When AI gets something factually wrong, we usually call it a hallucination — citing papers that don't exist, quoting people who never said that. Someone notices. The fact-checking starts.
Stereotypes work differently. A stereotype isn't about "true or false." It's about what a group of people instinctively believes. "If a blog is called Undisturbed, it's probably about meditation." The model hands that association back as an answer. The reader nods — "yeah, sounds right" — and it slides past.
Where does a fast model get this answer? To respond in half a second, there's no time to fetch external context. So the answer comes from whatever's already inside the model — the web of words and concepts the model picked up in training. That web is common belief. The model guesses who's asking, shapes the answer to fit what that person would accept, and delivers it with no visible seam. There's no opening for doubt.
The way fast models get fast is by borrowing what's already common. They have no other option. They traded depth for speed.
The other thing people praise fast models for: they sound human. Smooth. No stumbling.
People do the same thing when asked questions they don't know. Ask a friend "what's that Undisturbed blog?" and even if they've never heard of it, they'll guess from the word — "probably something quiet and reflective." Rather than admit they don't know, they reach for the common association. That's how people talk by default.
When a fast model "sounds human," that's exactly what it's doing. It doesn't know, so it borrows the common answer. At human speed, we call it human.
And this turns out to be the most human thing of all. The moments people seem most human aren't moments of strong opinion. They're the safe moments — "both sides have a point," small talk with strangers, the sidestepped awkward question. Not for lack of opinions. Because opinions cause friction, and friction is risky. Filling the gap with what's common is the oldest workaround there is.
Smoothness might not be skill. It might be avoidance. People do this. Fast models do this.
What does it mean for a model to get better?
Users want speed and accuracy. These don't go together — accuracy requires going deeper, which takes time. So there's really only one way to satisfy both: make the answer something that won't be questioned. If users don't doubt the answer, the market calls it "not wrong" — regardless of whether it's right. And the most efficient way to make answers unquestioned is to borrow what people already believe.
Making models faster and smoother is the same as making them better at stereotypes. That's one of the keys to model progress — polishing what people already think.
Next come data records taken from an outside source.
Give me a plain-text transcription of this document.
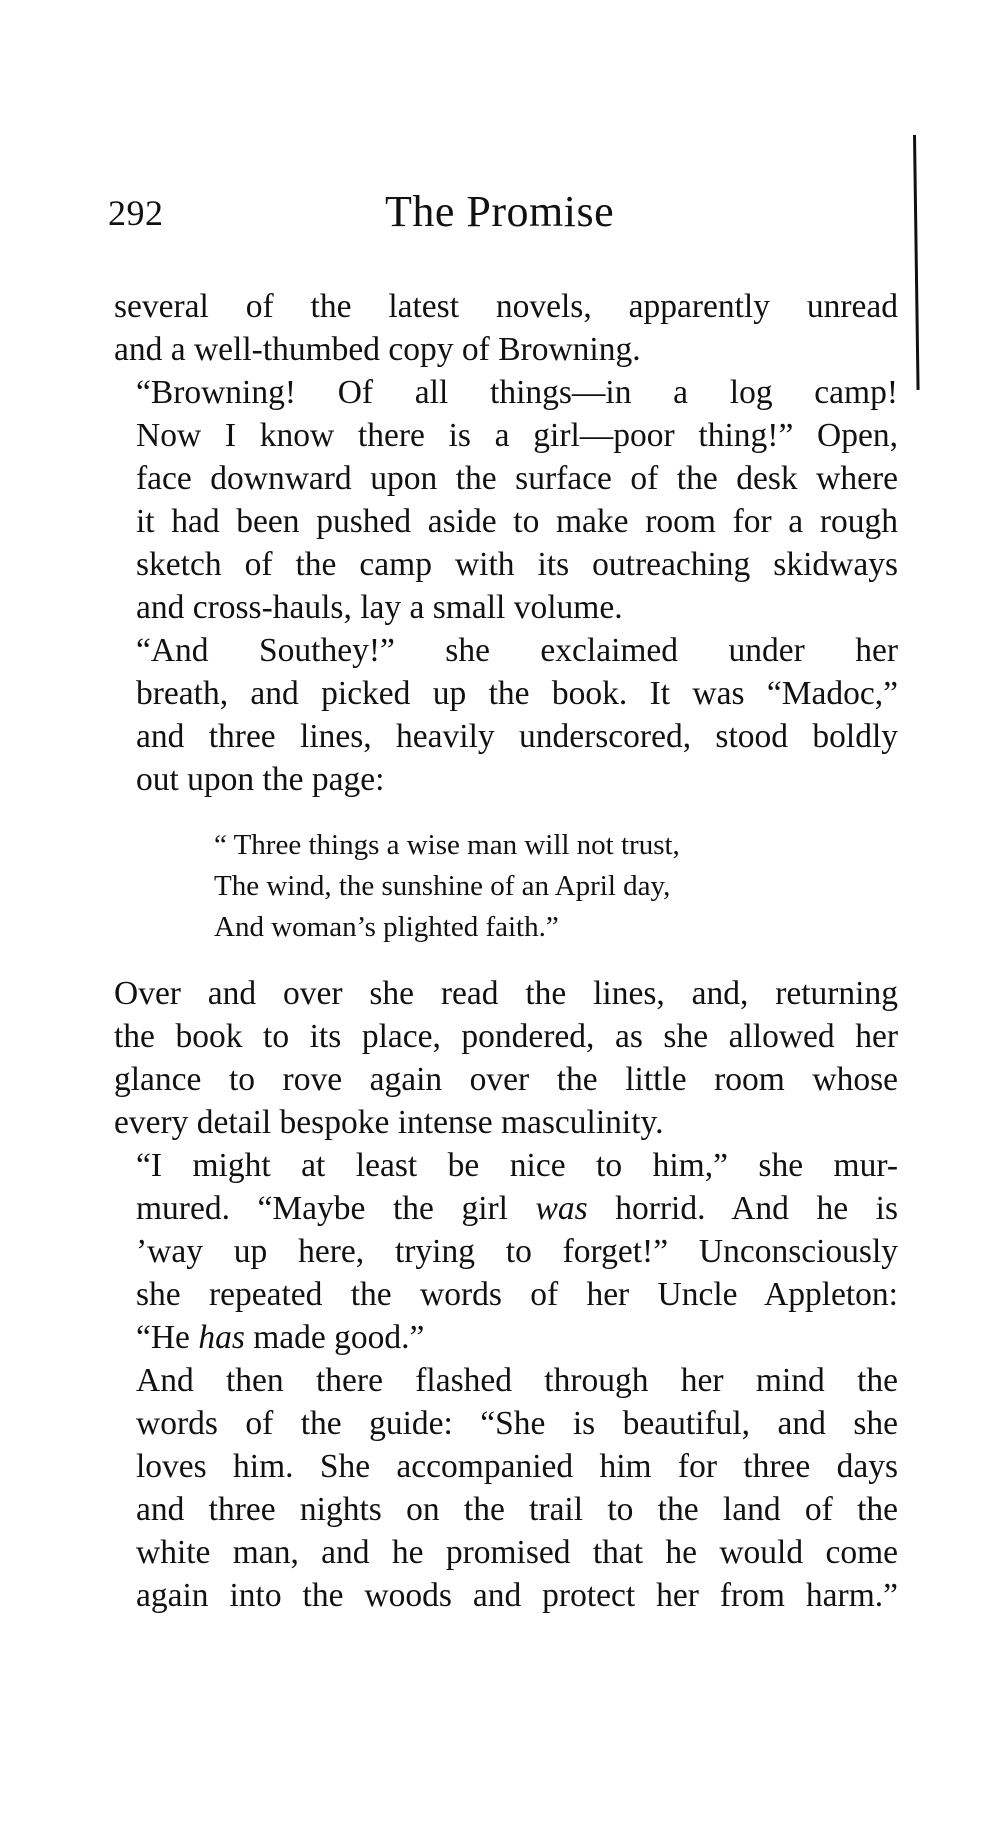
292	The Promise

several of the latest novels, apparently unread
and a well-thumbed copy of Browning.

“Browning! Of all things—in a log camp!
Now I know there is a girl—poor thing!” Open,
face downward upon the surface of the desk where
it had been pushed aside to make room for a rough
sketch of the camp with its outreaching skidways
and cross-hauls, lay a small volume.

“And Southey!” she exclaimed under her
breath, and picked up the book. It was “Madoc,”
and three lines, heavily underscored, stood boldly
out upon the page:

“ Three things a wise man will not trust,
The wind, the sunshine of an April day,
And woman’s plighted faith.”

Over and over she read the lines, and, returning
the book to its place, pondered, as she allowed her
glance to rove again over the little room whose
every detail bespoke intense masculinity.

“I might at least be nice to him,” she mur-
mured. “Maybe the girl was horrid. And he is
’way up here, trying to forget!” Unconsciously
she repeated the words of her Uncle Appleton:
“He has made good.”

And then there flashed through her mind the
words of the guide: “She is beautiful, and she
loves him. She accompanied him for three days
and three nights on the trail to the land of the
white man, and he promised that he would come
again into the woods and protect her from harm.”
But what about reasoning models? They slow down. They think step by step. That's the counterargument — and it's not wrong. Reasoning models do catch errors that fast models miss. But slowing down doesn't remove stereotype; it moves it. Instead of borrowing what a quick answer looks like, the model borrows what a thorough analysis looks like. The reasoning process itself has a shape — and that shape was learned from examples of what good reasoning is supposed to look like. What counts as a valid logical step, what a balanced conclusion sounds like, when to acknowledge uncertainty. These are conventions. The model performs them. The stereotype goes deeper. It doesn't disappear.
Being consistently happy with a fast model's answers tells you something about your work. It means the work lives inside what the familiar covers. If it required deeper context, the borrowed answer would feel off somewhere. The fact that it doesn't means the question was the kind that could be answered from the familiar.
If a fast answer sometimes feels wrong in a way you can't quite name, that's a signal — your work has territory outside the familiar. The constraint that only shows up in your specific context. The judgment that took months to calibrate because no framework quite fit. The question no one has thought to ask yet, because it only exists inside your work. When the model doesn't know but answers anyway, the seam shows up. That seam is where you live.
Fast models will keep getting faster and smoother. They'll keep getting better at processing the familiar. And anyone whose work lives only inside the familiar gets automated alongside it.
A stereotyped question deserves a stereotyped answer. The part that doesn't fit the model — that's not a gap. That's the work that's still yours.